Regulatory Background
The revised Common Rule includes the following exemption at 45 CFR 46.104(d)(5):
Research and demonstration projects that are conducted or supported by a Federal department or agency, or otherwise subject to the approval of department or agency heads (or the approval of the heads of bureaus or other subordinate agencies that have been delegated authority to conduct the research and demonstration projects), and that are designed to study, evaluate, improve, or otherwise examine public benefit or service programs, including procedures for obtaining benefits or services under those programs, possible changes in or alternatives to those programs or procedures, or possible changes in methods or levels of payment for benefits or services under those programs. Such projects include, but are not limited to, internal studies by Federal employees, and studies under contracts or consulting arrangements, cooperative agreements, or grants. Exempt projects also include waivers of otherwise mandatory requirements using authorities such as sections 1115 and 1115A of the Social Security Act, as amended.
The revised Common Rule also provides at 45 CFR 46.104(d)(5)(i) that:
Each Federal department or agency conducting or supporting the research and demonstration projects must establish, on a publicly accessible Federal Web site or in such other manner as the department or agency head may determine, a list of the research and demonstration projects that the Federal department or agency conducts or supports under this provision. The research or demonstration project must be published on this list prior to commencing the research involving human subjects.
1. What entity is responsible for fulfilling the posting requirement specified for exempt studies conducted under 45 CFR 46.104(d)(5), and where should studies be posted?
HHS anticipates that the HHS component supporting or conducting the research will be responsible for fulfilling the posting requirement on behalf of HHS. HHS has identified Regulations.gov [Docket ID: HHS-OPHS-2018-0025] as a posting site. However, posting may occur on a different publicly accessible federal site identified by the HHS component for this specific purpose, or in such other manner as the Secretary of HHS (as the department or agency head) may determine (45 CFR 46.102(c), 46.104(d)(5)(i)). The posting must identify each study conducted under this exemption (45 CFR 46.104(d)(5)(i)).

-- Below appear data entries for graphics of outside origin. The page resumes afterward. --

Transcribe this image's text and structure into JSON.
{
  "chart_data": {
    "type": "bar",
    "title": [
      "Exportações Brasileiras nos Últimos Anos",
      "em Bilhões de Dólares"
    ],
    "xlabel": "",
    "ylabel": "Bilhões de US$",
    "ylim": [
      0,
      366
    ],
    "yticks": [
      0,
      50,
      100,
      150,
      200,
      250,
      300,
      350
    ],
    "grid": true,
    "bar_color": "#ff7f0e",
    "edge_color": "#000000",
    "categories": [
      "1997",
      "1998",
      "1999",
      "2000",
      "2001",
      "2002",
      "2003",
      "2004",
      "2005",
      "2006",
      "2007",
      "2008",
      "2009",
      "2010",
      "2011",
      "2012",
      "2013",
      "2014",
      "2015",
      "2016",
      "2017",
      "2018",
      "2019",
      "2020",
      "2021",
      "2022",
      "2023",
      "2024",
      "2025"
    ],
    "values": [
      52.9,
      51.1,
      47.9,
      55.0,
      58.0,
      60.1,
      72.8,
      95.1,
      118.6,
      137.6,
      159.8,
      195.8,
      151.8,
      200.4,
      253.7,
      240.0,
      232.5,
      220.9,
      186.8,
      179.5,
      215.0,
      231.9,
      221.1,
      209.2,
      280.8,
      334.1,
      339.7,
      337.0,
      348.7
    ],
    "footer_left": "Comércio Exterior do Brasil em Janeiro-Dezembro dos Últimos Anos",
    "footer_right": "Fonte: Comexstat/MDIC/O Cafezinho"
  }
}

2. Can a researcher begin to conduct a study involving human subjects under 45 CFR 46.104(d)(5) prior to the posting required by section 46.104(d)(5)(i)?
No. Section 46.104(d)(5)(i) specifically states that human subjects cannot be involved in a study prior to that posting. Accordingly, once the federal agency supporting or conducting the research determines that application of this exemption would be appropriate with regard to a particular study, the study must be posted on a publicly accessible federal website (or in such other manner as the department or agency head may determine) before the researcher begins any portion of the study involving human subjects.
HHS anticipates that the HHS component supporting or conducting the research will determine whether application of this exemption would be appropriate. Note that OHRP retains oversight authority regarding whether a study qualifies for the exemption provided at 45 CFR 46.104(d)(5).